There would inevitably be a ‘packer-in’, whose job was to wadge a mass of sweating humanity into ever closer proximity with his peremptory: ‘Move up further, Missus… Shift up, Mister…’

Eventually, so wedged did the ‘pitties’ become that quite often none of them dare leave his (or her) seat during the interval, for it would be impossible to reclaim it.

The introduction of pit-stalls was considered an encroachment on the rights of the ‘pitties’, but the concern of successive managements for the comfort of patrons was to increase until eventually the pit was no more.”

A page from The Grand: The First Hundred Years with the article Packing Them In highlighted.

Short, sweet and salacious splashing

A page from The Grand: The First Hundred Years with the article Heap of Nudity highlighted.

When you think of The Grand, you might think high-brow entertainment – or at least that’s what we’d like to think!
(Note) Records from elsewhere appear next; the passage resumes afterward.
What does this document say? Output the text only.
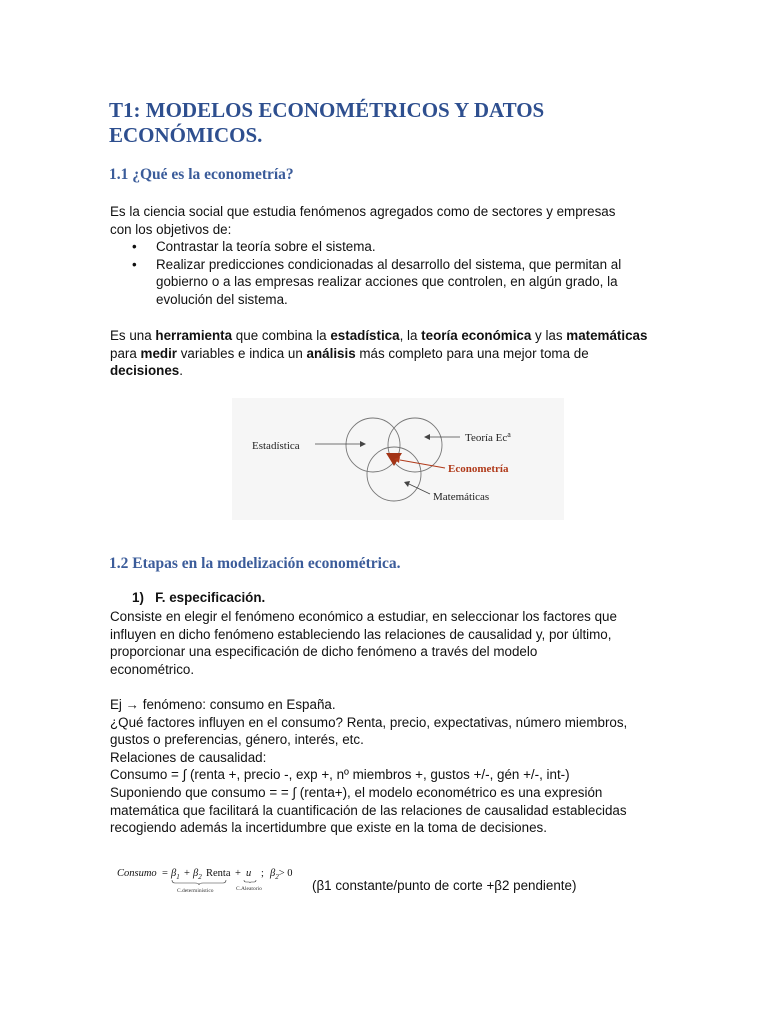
T1: MODELOS ECONOMÉTRICOS Y DATOS
ECONÓMICOS.
1.1 ¿Qué es la econometría?
Es la ciencia social que estudia fenómenos agregados como de sectores y empresas
con los objetivos de:
• Contrastar la teoría sobre el sistema.
• Realizar predicciones condicionadas al desarrollo del sistema, que permitan al
gobierno o a las empresas realizar acciones que controlen, en algún grado, la
evolución del sistema.
Es una herramienta que combina la estadística, la teoría económica y las matemáticas
para medir variables e indica un análisis más completo para una mejor toma de
decisiones.
Estadística
Teoría Ec$^a$
Econometría
Matemáticas
1.2 Etapas en la modelización econométrica.
1) F. especificación.
Consiste en elegir el fenómeno económico a estudiar, en seleccionar los factores que
influyen en dicho fenómeno estableciendo las relaciones de causalidad y, por último,
proporcionar una especificación de dicho fenómeno a través del modelo
econométrico.
Ej → fenómeno: consumo en España.
¿Qué factores influyen en el consumo? Renta, precio, expectativas, número miembros,
gustos o preferencias, género, interés, etc.
Relaciones de causalidad:
Consumo = ∫ (renta +, precio -, exp +, nº miembros +, gustos +/-, gén +/-, int-)
Suponiendo que consumo = = ∫ (renta+), el modelo econométrico es una expresión
matemática que facilitará la cuantificación de las relaciones de causalidad establecidas
recogiendo además la incertidumbre que existe en la toma de decisiones.
Consumo = $\beta_1 + \beta_2$ Renta + u ; $\beta_2> 0$
C.determinístico	C.Aleatorio	(β1 constante/punto de corte +β2 pendiente)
But, like our venue City Varieties Music Hall, The Grand is no stranger to shows that generate a little bit of shock and scandal. The rise in television use changed the theatrical landscape, with many more shows willing to push the envelope than ever before.
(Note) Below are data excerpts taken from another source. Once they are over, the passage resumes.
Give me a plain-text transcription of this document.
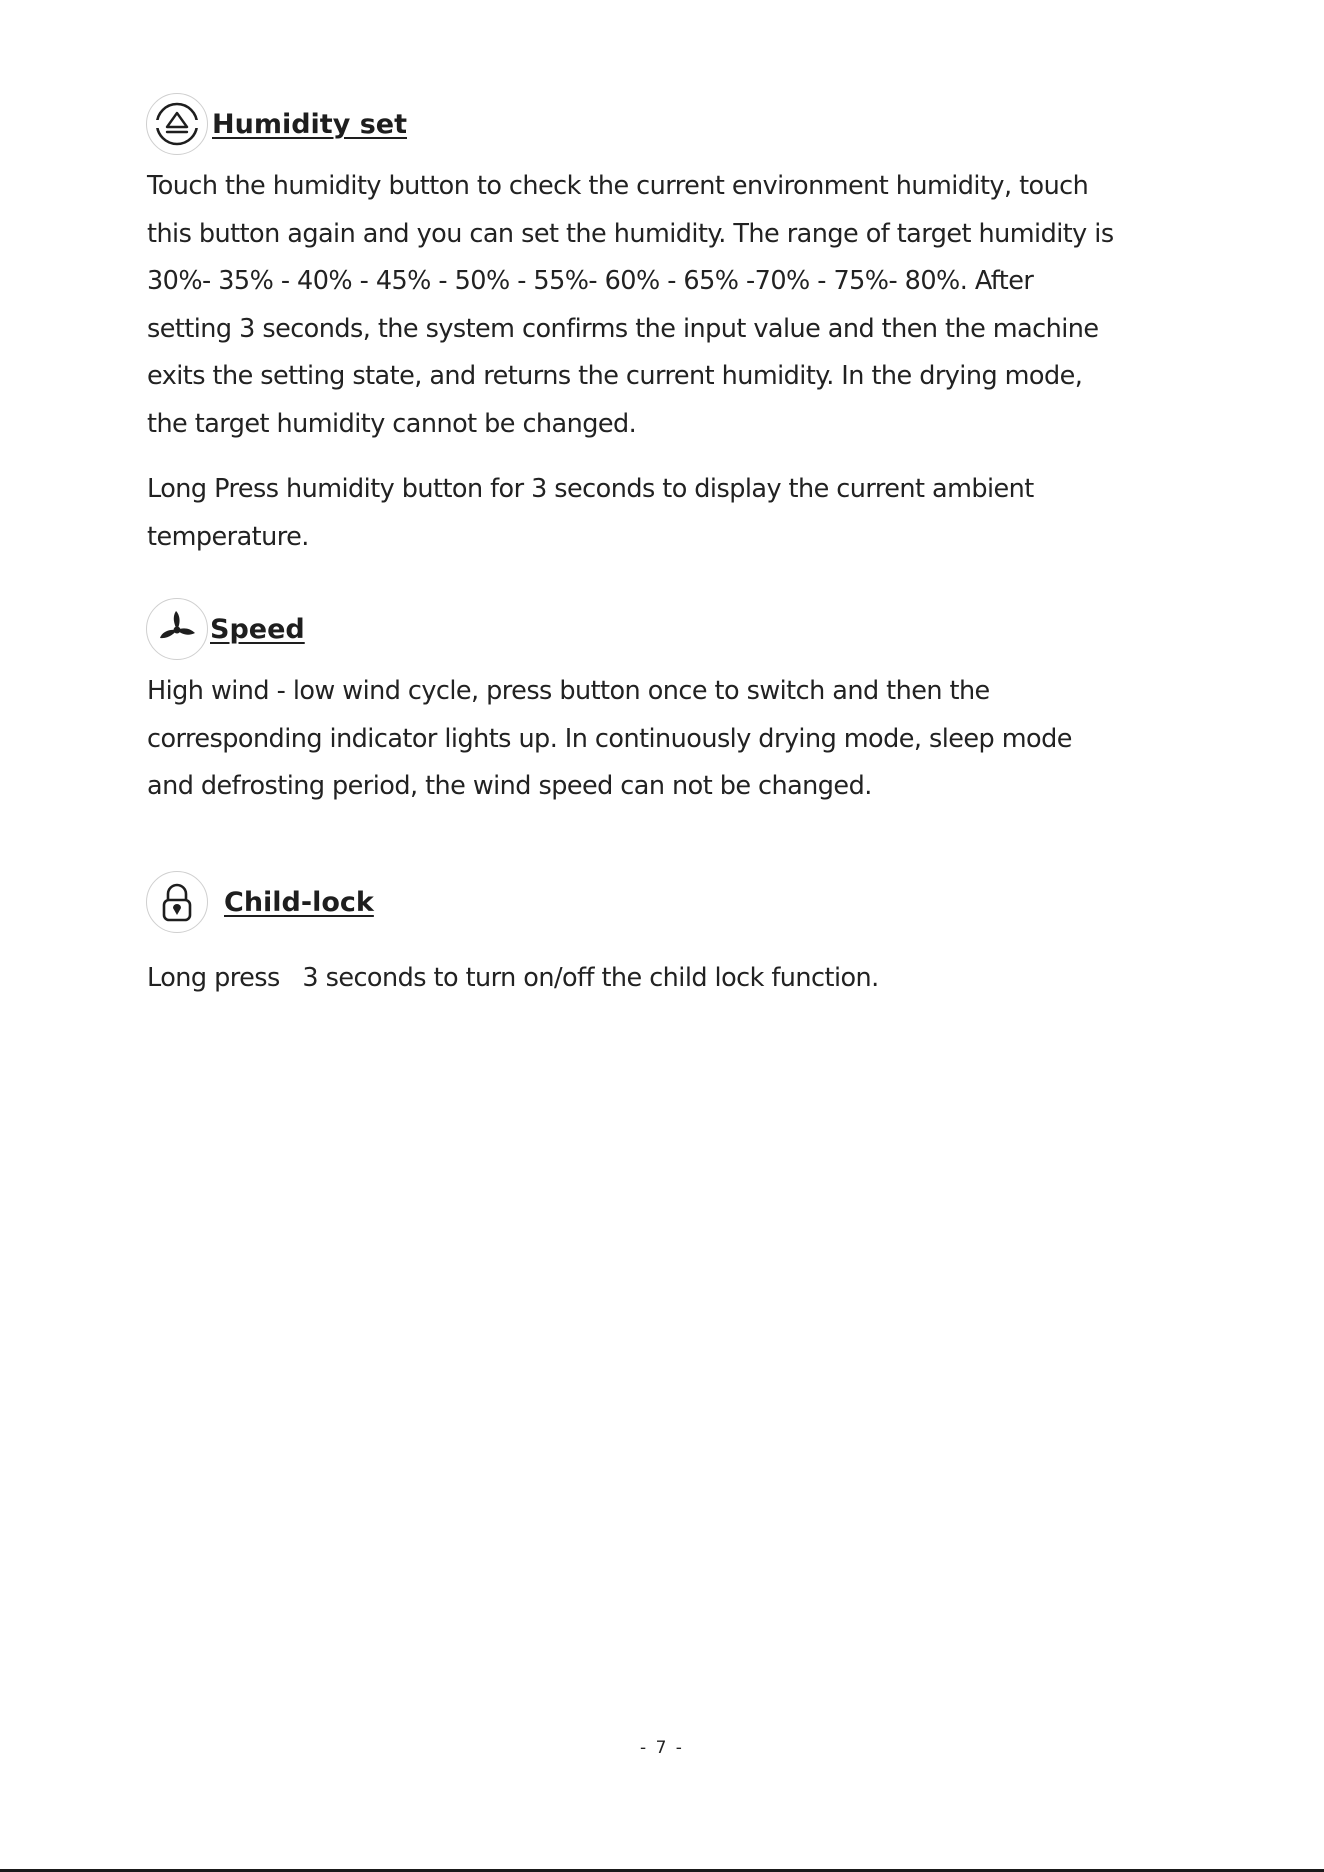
Humidity set

Touch the humidity button to check the current environment humidity, touch
this button again and you can set the humidity. The range of target humidity is
30%- 35% - 40% - 45% - 50% - 55%- 60% - 65% -70% - 75%- 80%. After
setting 3 seconds, the system confirms the input value and then the machine
exits the setting state, and returns the current humidity. In the drying mode,
the target humidity cannot be changed.

Long Press humidity button for 3 seconds to display the current ambient
temperature.

Speed

High wind - low wind cycle, press button once to switch and then the
corresponding indicator lights up. In continuously drying mode, sleep mode
and defrosting period, the wind speed can not be changed.

Child-lock

Long press   3 seconds to turn on/off the child lock function.

- 7 -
“Decadence, permissiveness, licence? It was anybody’s decision. But the theatre-goers later in the year revelled in the acquaintance of a heap of nudity in Paul Raymond’s ‘Pyjama Tops’ and ‘Birds of Paradise’, Michael Pertwee’s translation from the French of Gaby Bruyere.
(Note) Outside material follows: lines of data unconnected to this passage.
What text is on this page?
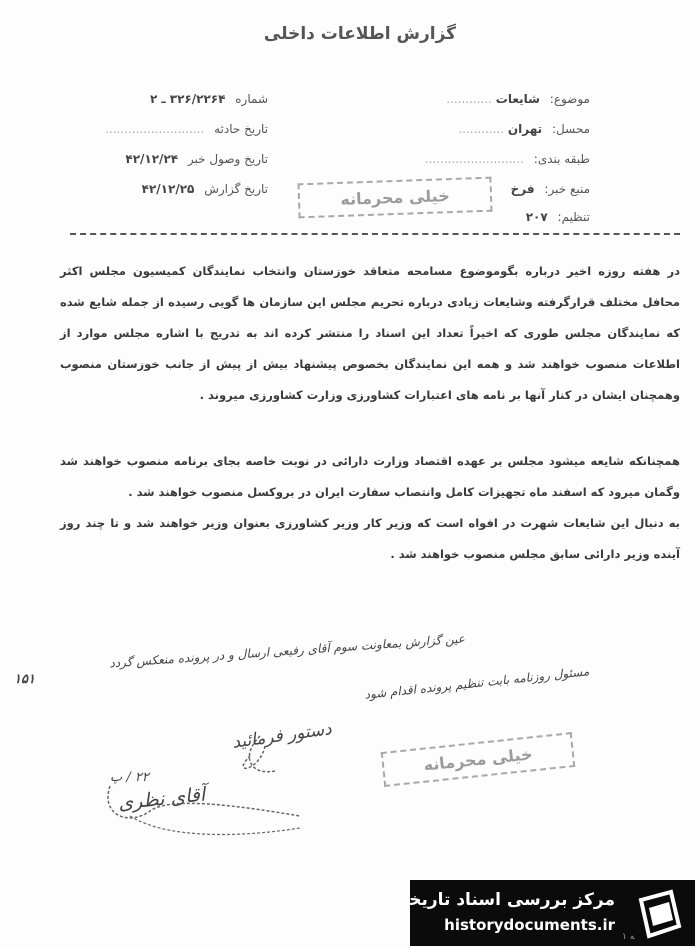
گزارش اطلاعات داخلی
موضوع: شایعات ............
محسل: تهران ............
طبقه بندی: ..........................
منبع خبر: فرخ
تنظیم: ۲۰۷
شماره ۳۲۶/۲۲۶۴ ـ ۲
تاریخ حادثه ..........................
تاریخ وصول خبر ۴۲/۱۲/۲۴
تاریخ گزارش ۴۲/۱۲/۲۵	خیلی محرمانه
در هفته روزه اخیر درباره بگوموضوع مسامحه متعاقد خوزستان وانتخاب نمایندگان کمیسیون مجلس اکثر محافل مختلف قرارگرفته وشایعات زیادی درباره تحریم مجلس این سازمان ها گویی رسیده از جمله شایع شده که نمایندگان مجلس طوری که اخیراً تعداد این اسناد را منتشر کرده اند به تدریج با اشاره مجلس موارد از اطلاعات منصوب خواهند شد و همه این نمایندگان بخصوص پیشنهاد بیش از پیش از جانب خوزستان منصوب وهمچنان ایشان در کنار آنها بر نامه های اعتبارات کشاورزی وزارت کشاورزی میروند .
همچنانکه شایعه میشود مجلس بر عهده اقتصاد وزارت دارائی در نوبت خاصه بجای برنامه منصوب خواهند شد وگمان میرود که اسفند ماه تجهیزات کامل وانتصاب سفارت ایران در بروکسل منصوب خواهند شد .
به دنبال این شایعات شهرت در افواه است که وزیر کار وزیر کشاورزی بعنوان وزیر خواهند شد و تا چند روز آینده وزیر دارائی سابق مجلس منصوب خواهند شد .
عین گزارش بمعاونت سوم آقای رفیعی ارسال و در پرونده منعکس گردد
مسئول روزنامه بابت تنظیم پرونده اقدام شود
۱۵۱
دستور فرمائید
آقای نظری
۲۲ / پ
خیلی محرمانه
مرکز بررسی اسناد تاریخی
historydocuments.ir
۱ ﻪ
The former opened a three-week season in June [1973] in a naked romp which had girls dipping in and out of a 4,000-gallon glass-fronted swimming pool. The latter attraction, running for a fortnight, was about a wealthy widow who had bought a tropical island in 1910 under the impression it was a riding school. It turned out to be a brothel with, among other saucy attractions, a purring Fenella Fielding. Jimmy Logan was there, too.”

Find out more about The Varieties’ history with striptease

Author’s note

There are plenty of stories like this in that pamphlet alone – and so many we had never come across before. It turned out, upon further searching, that many passages from it were transposed directly from a much older unpublished book about The Grand.

As usual, though, our trip to West Yorkshire Archive Service felt like the first steps down a rabbit hole. In another box, on an unrelated search, we found a box full of copies Sea Breezes (a boat magazine). What first seemed utterly random and, honestly, like a misplaced box in the wrong archive, soon made much more sense as we uncovered the story of an old general manager with a history in sailing, the handwritten manuscript of the very same book about The Grand, and the tale of two men named John Beaumont…

But that’s a story for another time.